The European Parliament on Wednesday approved an accord with Japan that has been dubbed the world's biggest trade deal, covering economies that represent a third of the world's GDP.
The agreement will go into effect in February and was celebrated as a victory for Europe as a free trade champion in the face of U.S. President Donald Trump's protectionism and Britain's decision to leave the European Union (EU).
"Our economic partnership with Japan – the biggest trade zone ever negotiated – is now very close to becoming a reality," EU Trade Commissioner Cecilia Malmstrom said.
But, ironically, some EU leaders see the wide-ranging deal they have agreed with far-off Japan as a possible model for future commercial relations with the UK, once it formally quits the bloc.
"Everything is uncertain with the United Kingdom for the moment, but one day or another we'll have to negotiate something," Malmstrom said, predicting a British deal would "go even further" than Japan's.

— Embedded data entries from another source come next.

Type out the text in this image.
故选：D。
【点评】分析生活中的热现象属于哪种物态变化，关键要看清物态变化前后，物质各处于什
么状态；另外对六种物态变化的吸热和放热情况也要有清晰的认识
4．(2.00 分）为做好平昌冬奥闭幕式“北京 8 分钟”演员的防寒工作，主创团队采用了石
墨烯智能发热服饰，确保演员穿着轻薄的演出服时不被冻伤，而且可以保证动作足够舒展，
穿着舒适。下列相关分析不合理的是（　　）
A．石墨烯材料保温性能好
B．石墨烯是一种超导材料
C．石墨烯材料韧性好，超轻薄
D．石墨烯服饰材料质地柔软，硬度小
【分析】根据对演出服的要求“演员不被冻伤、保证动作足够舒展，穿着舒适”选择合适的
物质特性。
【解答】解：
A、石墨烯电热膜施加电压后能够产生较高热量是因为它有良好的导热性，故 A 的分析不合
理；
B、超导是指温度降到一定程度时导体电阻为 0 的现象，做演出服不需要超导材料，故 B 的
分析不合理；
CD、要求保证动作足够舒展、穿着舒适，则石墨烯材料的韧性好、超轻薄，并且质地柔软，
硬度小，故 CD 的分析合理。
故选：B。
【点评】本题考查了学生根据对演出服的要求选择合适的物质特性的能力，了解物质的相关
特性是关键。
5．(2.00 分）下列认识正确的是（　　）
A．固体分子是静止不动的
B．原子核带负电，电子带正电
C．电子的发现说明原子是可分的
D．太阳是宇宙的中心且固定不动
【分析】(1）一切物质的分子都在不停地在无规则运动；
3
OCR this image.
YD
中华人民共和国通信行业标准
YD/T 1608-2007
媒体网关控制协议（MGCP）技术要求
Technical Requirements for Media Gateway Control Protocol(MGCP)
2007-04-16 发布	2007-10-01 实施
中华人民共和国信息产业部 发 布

Covering more than 630 million people and economies that add up to around a third of the global output, the EU-Japan Economic Partnership Agreement has been under discussion since 2013.
When it goes into effect it will regulate almost all commerce between Japan and the 27 remaining EU economies and, according to Malmstrom, will benefit in particular European farmers.
Once the deal is fully implemented, some 85 percent of EU farm products will be eligible for tariff-free export to Japan, although in some cases this will come after a period of transition.
Customs duties on beef, for example, will be progressively reduced, and rice, a source of national pride in Japan, will be excluded from the deal.
Tokyo has also agreed to recognize more than 200 "geographic signifiers", allowing iconic European products like Roquefort cheese, Tyrolean speck and Polish Vodka to protect their brand value.
For their part, the Japanese will win free access to the European automobile market after a multi-year transition period.